No. 1 Must-Have: “I'm torn between compassion and patience.”
Consuelo Lockhart was born in Guatemala before being adopted by American parents and raised in Michigan. In high school, she had the opportunity to return to Guatemala to discover her own heritage and reconnect with her biological family. “Seeing the living conditions of the whole population — especially the women — really opened my eyes,” Lockhart said. “I realized I was a lucky one. I had the ability to pursue a degree, to choose if and when to have children. I could focus on a career for myself.” Lockhart hoped to inspire and influence women in Guatemala and make her family proud by harnessing her opportunities, hopefully making a name for herself in the meantime.
While Lockhart was pursuing a Bachelor of Fine Arts with a concentration in functional art from Kendall College of Art and Design, an art professor challenged the class to use a different medium than they were accustomed to for a specific project. Since Lockhart worked mostly with wood materials, the professor encouraged her to take a stab at welding. “I’d never heard about welding growing up, or even the trades in general,” says Lockhart. If it hadn’t been for that professor pushing her out of her comfort zone, she noted, “I most likely would have never touched a welder, and I basically fell in love with it the first time I tried it.”
Once Lockhart was hooked on the trade, she knew she had to pursue a career that included welding. So, she secured a grant that covered a welding and fabrication job training program at a local community college. After the only other woman in the program dropped out, Lockhart said: “I was the only female, so I didn’t have any other women to talk to. Luckily, I had a male professor who was really supportive.” As one of the first two students to complete the course early, Lockhart was sponsored by the college to construct a large metal piece for an art competition, which helped secure her first welding job before she had fully completed the training program.
In 2016, Lockhart moved from Grand Rapids, Michigan, to Indianapolis, Indiana, and applied for the director position at a makerspace location in Indianapolis, which is a place of collaboration that houses all the necessary tools for specific type of creative projects. “I was very honest with them. I said, ‘I don’t know all the things that I need to do to make a space like this work, but I’m always willing to learn and research. If don’t know something, I will figure it out,’” said Lockhart. She got the position and began building the organization from the ground up. But it wasn’t long before the women of Guatemala, and Latinas in general, were at the forefront of her mind.

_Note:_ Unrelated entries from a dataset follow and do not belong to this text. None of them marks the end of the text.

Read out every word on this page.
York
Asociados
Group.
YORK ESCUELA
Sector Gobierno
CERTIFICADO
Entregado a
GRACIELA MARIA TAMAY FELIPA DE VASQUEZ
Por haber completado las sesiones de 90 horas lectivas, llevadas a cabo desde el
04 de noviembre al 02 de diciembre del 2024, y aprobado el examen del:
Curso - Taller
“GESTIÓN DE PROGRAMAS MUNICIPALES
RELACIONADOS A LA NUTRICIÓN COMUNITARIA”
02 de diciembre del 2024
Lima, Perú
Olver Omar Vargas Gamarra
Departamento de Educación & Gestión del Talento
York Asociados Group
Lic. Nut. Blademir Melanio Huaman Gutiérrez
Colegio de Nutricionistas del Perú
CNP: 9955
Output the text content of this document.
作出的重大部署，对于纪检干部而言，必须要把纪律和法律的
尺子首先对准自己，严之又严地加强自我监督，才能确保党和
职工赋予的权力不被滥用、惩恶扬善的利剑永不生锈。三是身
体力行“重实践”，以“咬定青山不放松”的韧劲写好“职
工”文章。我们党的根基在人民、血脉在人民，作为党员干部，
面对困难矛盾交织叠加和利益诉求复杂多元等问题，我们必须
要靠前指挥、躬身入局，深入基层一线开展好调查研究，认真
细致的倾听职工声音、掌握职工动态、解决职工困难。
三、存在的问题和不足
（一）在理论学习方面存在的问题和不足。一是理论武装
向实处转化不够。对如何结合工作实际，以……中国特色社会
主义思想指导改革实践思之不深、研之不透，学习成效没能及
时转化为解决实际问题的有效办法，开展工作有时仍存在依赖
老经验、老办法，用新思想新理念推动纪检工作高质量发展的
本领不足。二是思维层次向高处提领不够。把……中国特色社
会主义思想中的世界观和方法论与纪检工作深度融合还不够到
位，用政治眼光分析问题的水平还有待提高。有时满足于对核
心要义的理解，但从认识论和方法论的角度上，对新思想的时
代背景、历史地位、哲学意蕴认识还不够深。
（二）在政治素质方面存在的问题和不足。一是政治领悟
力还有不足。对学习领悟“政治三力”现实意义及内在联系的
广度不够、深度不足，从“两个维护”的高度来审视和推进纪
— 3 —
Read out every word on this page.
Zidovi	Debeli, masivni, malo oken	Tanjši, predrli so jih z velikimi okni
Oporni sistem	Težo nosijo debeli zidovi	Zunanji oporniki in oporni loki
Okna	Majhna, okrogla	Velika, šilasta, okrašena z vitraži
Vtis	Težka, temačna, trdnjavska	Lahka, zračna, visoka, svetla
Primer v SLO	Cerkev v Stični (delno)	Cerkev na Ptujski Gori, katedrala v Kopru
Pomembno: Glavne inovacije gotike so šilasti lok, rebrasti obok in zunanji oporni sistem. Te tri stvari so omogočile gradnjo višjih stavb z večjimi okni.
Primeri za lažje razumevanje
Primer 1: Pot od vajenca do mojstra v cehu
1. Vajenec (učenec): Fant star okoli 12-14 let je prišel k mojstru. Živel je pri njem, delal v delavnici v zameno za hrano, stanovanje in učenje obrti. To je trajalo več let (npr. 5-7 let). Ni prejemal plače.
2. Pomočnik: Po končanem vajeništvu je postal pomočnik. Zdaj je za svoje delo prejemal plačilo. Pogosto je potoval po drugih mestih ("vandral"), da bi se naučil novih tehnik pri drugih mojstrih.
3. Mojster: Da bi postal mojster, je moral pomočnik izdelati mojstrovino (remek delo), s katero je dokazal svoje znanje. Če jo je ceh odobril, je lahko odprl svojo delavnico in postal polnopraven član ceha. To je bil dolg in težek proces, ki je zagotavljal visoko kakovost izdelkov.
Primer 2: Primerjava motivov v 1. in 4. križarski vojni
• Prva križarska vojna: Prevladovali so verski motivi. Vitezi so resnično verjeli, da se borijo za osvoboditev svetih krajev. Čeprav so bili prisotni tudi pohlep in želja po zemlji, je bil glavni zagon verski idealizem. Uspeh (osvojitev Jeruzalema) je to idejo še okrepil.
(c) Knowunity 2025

“I realized if I don’t do this now, if I don’t at least try to pilot what I want to do with this school, then I don’t know if I ever will,” says Lockhart. “So, I asked five of my Latina friends if they would go through a 10-week welding course, and all of them were like, ‘What’s welding?’” She knew it was a tall order, but she was determined to make it work. Once the community saw what she was up to, they were intrigued and impressed, asking to donate money to Lockhart and the space. Soon she had an official organization — Latinas Welding Guild, Inc. — a nonprofit, offering welding training and job placement for marginalized groups.
For the first two years, Lockhart was only able to work at the nonprofit part-time, running three cohorts and five students per class in a 10-week program. However, the program did not provide any certification at the time. “I’m not certified. I’ve never taken a certification test,” said Lockhart, “but that has never prevented me from having any opportunities. I expressed that to students, but I also understood the importance of having some sort of credential that justified the education we were offering.” She knew that providing students with certification was crucial, as it helped secure funding by giving Latinas Welding Guild, Inc., the option of accreditation and helped students find job placement upon graduation. In true Lockhart fashion, she figured out how to offer certification, as well.
Right as Lockhart and crew were preparing to offer a series of classes, the COVID-19 pandemic threw a wrench in the plan. Despite conditions, they were still able to certify 17 students while also launching custom fabrication. The guild was inundated with projects, as many people were quarantined at home, wanting to get things done. In summer 2020, the program opened again for classes. And in 2021, the program graduated 45 students. Now, the class schedules follow the local school system’s calendar to prevent mothers from scrambling to find childcare during training hours.
This year, the guild launched its first two-week, coed welding boot camp, and this fall, the guild launched an equitable employment program, focused on job readiness through self-advocacy, interview preparation and soft-skills training. “It’s really about knowing their rights as an employee,” said Lockhart. “If students are put into situations with potential employers that they’re not comfortable with, they have a group of advisers who will help them. We can’t force employers to care or acknowledge the struggles that marginalized people face.” How to help fix this problem is the question Lockhart continually asks herself.
Though Lockhart is now able to take a salary and pay staff, “The guild is still a grassroots organization,” she said. “But women are graduating the program, whose kids are seeing their moms, seeing women, as capable of having a career and not being forced to stay at home. Now they can actually have the tools to feel more confident, empowered and prove, not just to their family but to themselves, that they can do this.”